Por ese motivo, Casado y Rivera se van a venir a vivir a Andalucía durante las semanas que dure este proceso hasta el 2 de diciembre. Se dibuja así un panorama en el que la cuestión de Cataluña, los Presupuestos Generales del Estado y cualquier otro asunto que la derecha mediática sitúe en el terreno de juego electoral, van a competir con la necesidad de aprovechar la campaña para mejorar la vida de los andaluces y andaluzas. Pero esto es lo que hay.

En Andalucía, desde el inicio del periodo democrático en 1977 y con la puesta en marcha del Estado autonómico, el PSOE gobierna la Comunidad de manera ininterrumpida; ello nos ofrece una clave política de enorme trascendencia. De igual manera que esto implica que el socialismo andaluz ha sabido conectar con el pueblo de Andalucía, adaptando continuamente su proyecto político a la evolución de la sociedad, se puede afirmar que la derecha nunca ha sido capaz de entender a la mayoría de los andaluces y andaluzas y que ello le impide conseguir la confianza mayoritaria que se necesita para gobernar la Junta de Andalucía.

Uno de los elementos clave en este fenómeno que ha afectado a la derecha andaluza en este continuo fracaso es la falta real de autonomía del PP andaluz en el discurso político del PP nacional. De hecho, se imponen las visiones de la calle Génova sobre los problemas de Andalucía, que sociológica y políticamente están alejados de la realidad andaluza.

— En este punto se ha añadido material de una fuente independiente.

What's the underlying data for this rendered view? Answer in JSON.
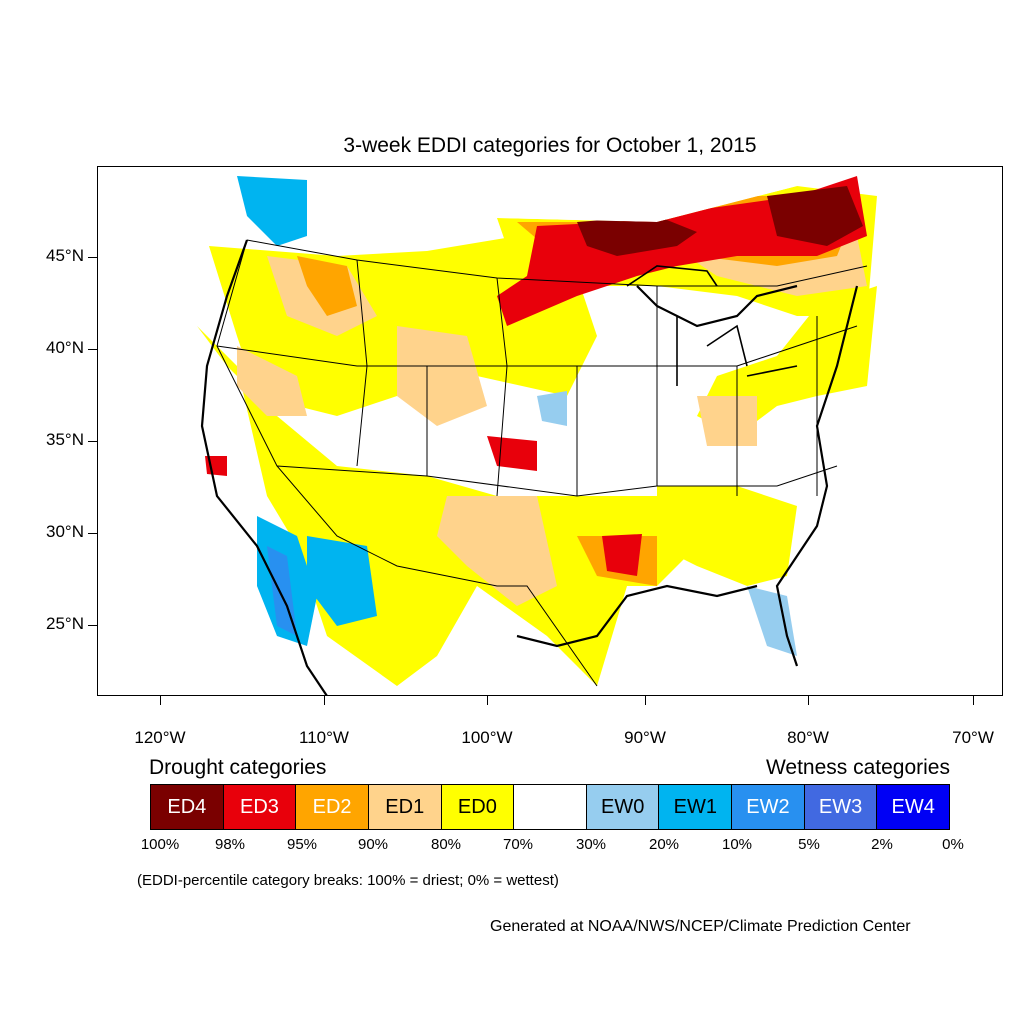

Pero es que Ciudadanos parece que va a caer en el mismo error político y aunque Rivera terminase alzándose con la medalla de plata por la que compite con Casado, al imponer su estrategia política de confrontación total frente al PSOE de Pedro Sánchez sobre la línea que Ciudadanos Andalucía desarrollaba intentando hacer oposición constructiva, corre el riesgo de hacer de nuevo imposible para la derecha gobernar en Andalucía.

Mientras tanto, el PSOE andaluz y Susana Díaz, quedan con la responsabilidad de pensar en los intereses generales de los andaluces y andaluzas y tienen de nuevo la oportunidad de reformular un proyecto renovado y moderno para asegurar que Andalucía pueda dar respuesta a los retos de la sociedad actual en materia de desarrollo económico, modernización del sistema productivo, sostenibilidad de los servicios públicos, ampliación de derechos sociales, lucha frente a la desigualdad y aportación de Andalucía a la cohesión de España.

El balance de Susana Díaz en todas estas materias es solvente a pesar de las zancadillas que el Gobierno de Rajoy puso a Andalucía en los 7 años de su mandato. Por el contario, en apenas 4 meses, el Gobierno socialista de Pedro Sánchez ha dado la vuelta a la situación y ha generado un escenario político en el que Andalucía puede aspirar a recuperar una relación de respeto mutuo en el marco de la necesaria lealtad institucional.

Los socialistas españoles nos jugamos mucho en Andalucía porque la Comunidad ha sido pionera y solvente en la gestión de los asuntos públicos desde una perspectiva de políticas progresistas. La derecha lo sabe y procurará que la campaña andaluza les sirva para el debate nacional ya que aventuran un nuevo fracaso en Andalucía.

Esto es algo que otorga toda la responsabilidad al PSOE andaluz en el noble objetivo democrático y respetuoso con el pueblo andaluz de conseguir que la campaña permita un debate propio para Andalucía. Un debate que sirva para mejorar la vida de nuestra ciudadanía y definir la mejor contribución de nuestra Comunidad a la solución de los problemas y desafíos comunes de España.

De nuevo la derecha tratará de impedirlo y en este contexto, estoy seguro de que los socialistas andaluces daremos de nuevo la talla.